The irrigation fluid is typically normal saline solution, and controller 38 (using irrigation module 54 and valve 72) controls the pressure of the fluid so that fluid jets exit the spray ports under a pressure of approximately 50 pounds per square inch (psi) in order to create a turbulent flow in body fluid, typically blood which may be mixed with the fluid exiting from the spray ports, surrounding distal tip 50 (i.e., on body tissue 36). Additionally, the fluid jets may prevent the body fluid from entering the spray ports and channel 56.
During an ablation procedure, medical probe 24 can irrigate endocardial tissue 80 with fluid jets 82, exiting from respective ports 62, in order to cool the endocardial tissue and reduce charring.

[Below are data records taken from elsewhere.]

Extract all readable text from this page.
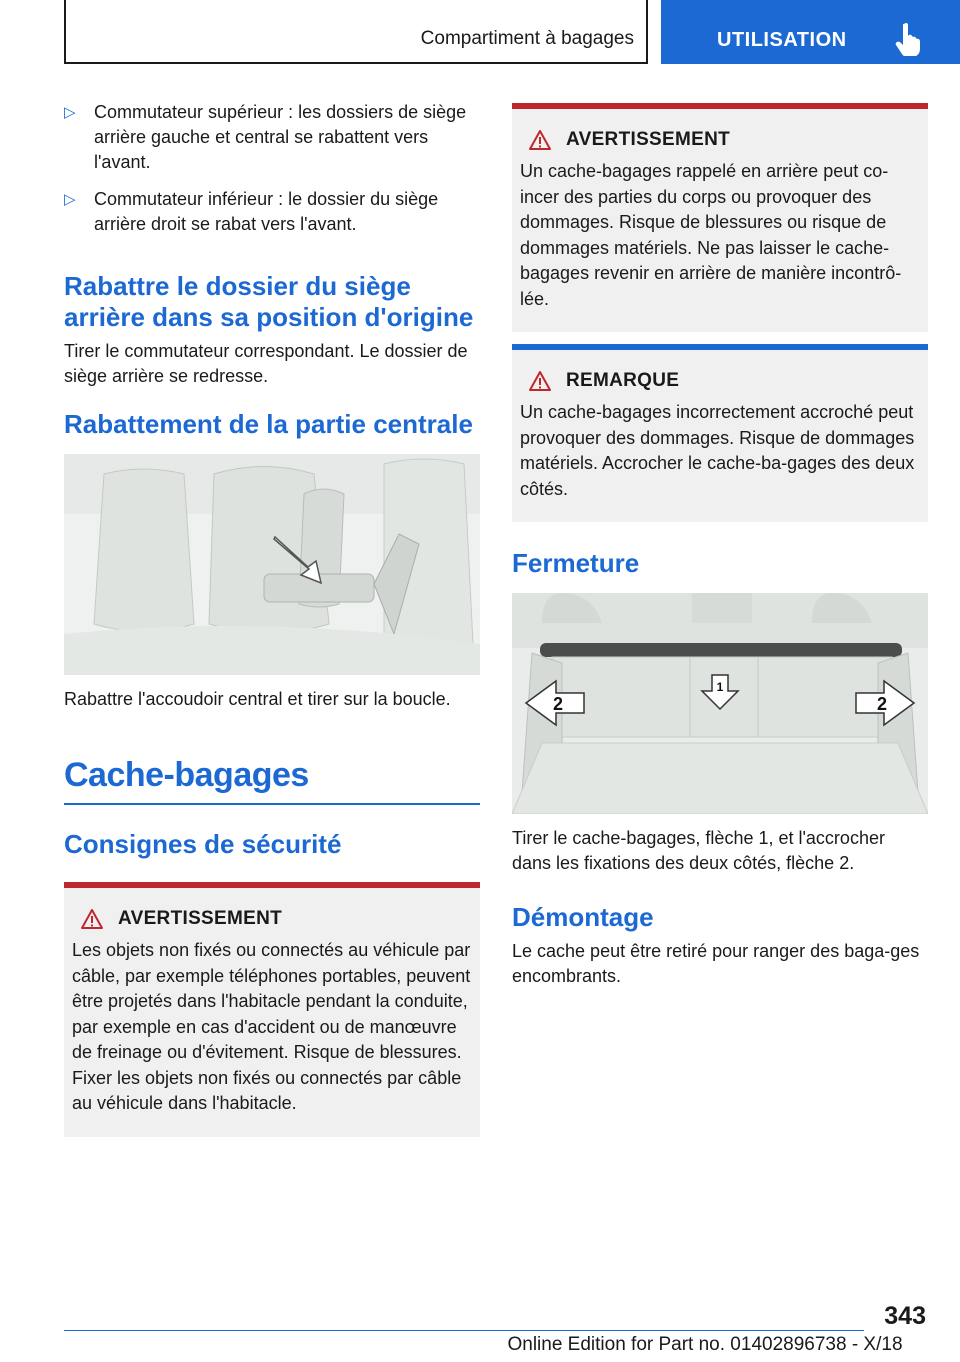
Compartiment à bagages	UTILISATION
▷ Commutateur supérieur : les dossiers de siège arrière gauche et central se rabattent vers l'avant.
▷ Commutateur inférieur : le dossier du siège arrière droit se rabat vers l'avant.
Rabattre le dossier du siège arrière dans sa position d'origine

Tirer le commutateur correspondant. Le dossier de siège arrière se redresse.

Rabattement de la partie centrale

Rabattre l'accoudoir central et tirer sur la boucle.

Cache-bagages
Consignes de sécurité
AVERTISSEMENT
Les objets non fixés ou connectés au véhicule par câble, par exemple téléphones portables, peuvent être projetés dans l'habitacle pendant la conduite, par exemple en cas d'accident ou de manœuvre de freinage ou d'évitement. Risque de blessures. Fixer les objets non fixés ou connectés par câble au véhicule dans l'habitacle.
AVERTISSEMENT
Un cache-bagages rappelé en arrière peut co-incer des parties du corps ou provoquer des dommages. Risque de blessures ou risque de dommages matériels. Ne pas laisser le cache-bagages revenir en arrière de manière incontrô-lée.
REMARQUE
Un cache-bagages incorrectement accroché peut provoquer des dommages. Risque de dommages matériels. Accrocher le cache-ba-gages des deux côtés.
Fermeture
1
2	2

Tirer le cache-bagages, flèche 1, et l'accrocher dans les fixations des deux côtés, flèche 2.

Démontage

Le cache peut être retiré pour ranger des baga-ges encombrants.

343
Online Edition for Part no. 01402896738 - X/18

As described hereinabove, due to the configuration of spray ports 62, medical probe 20 directs jets 82 toward the endocardial tissue and away from distal tip 50. Directing jets 82 away from distal tip 30 increases the accuracy of temperatures measured by temperature sensor 70, since any contact between the irrigation fluid and the distal tip can cool the distal tip, resulting in the temperature sensor conveying a signal indicating a lower temperature (i.e., lower than actual) of the endocardial tissue. Therefore, by enabling temperature sensor 70 to accurately measure the temperature of the endocardial tissue, embodiments of the present invention reduce the risk of charring the tissue during the ablation. Additionally, as described supra, the vortices created by fluid jets 82 help prevent blood from coagulating and/or clotting in endocardial tissue 80.
It will be appreciated that the embodiments described above are cited by way of example, and that the present invention is not limited to what has been particularly shown and described hereinabove. Rather, the scope of the present invention includes both combinations and subcombinations of the various features described hereinabove, as well as variations and modifications thereof which would occur to persons skilled in the art upon reading the foregoing description and which are not disclosed in the prior art.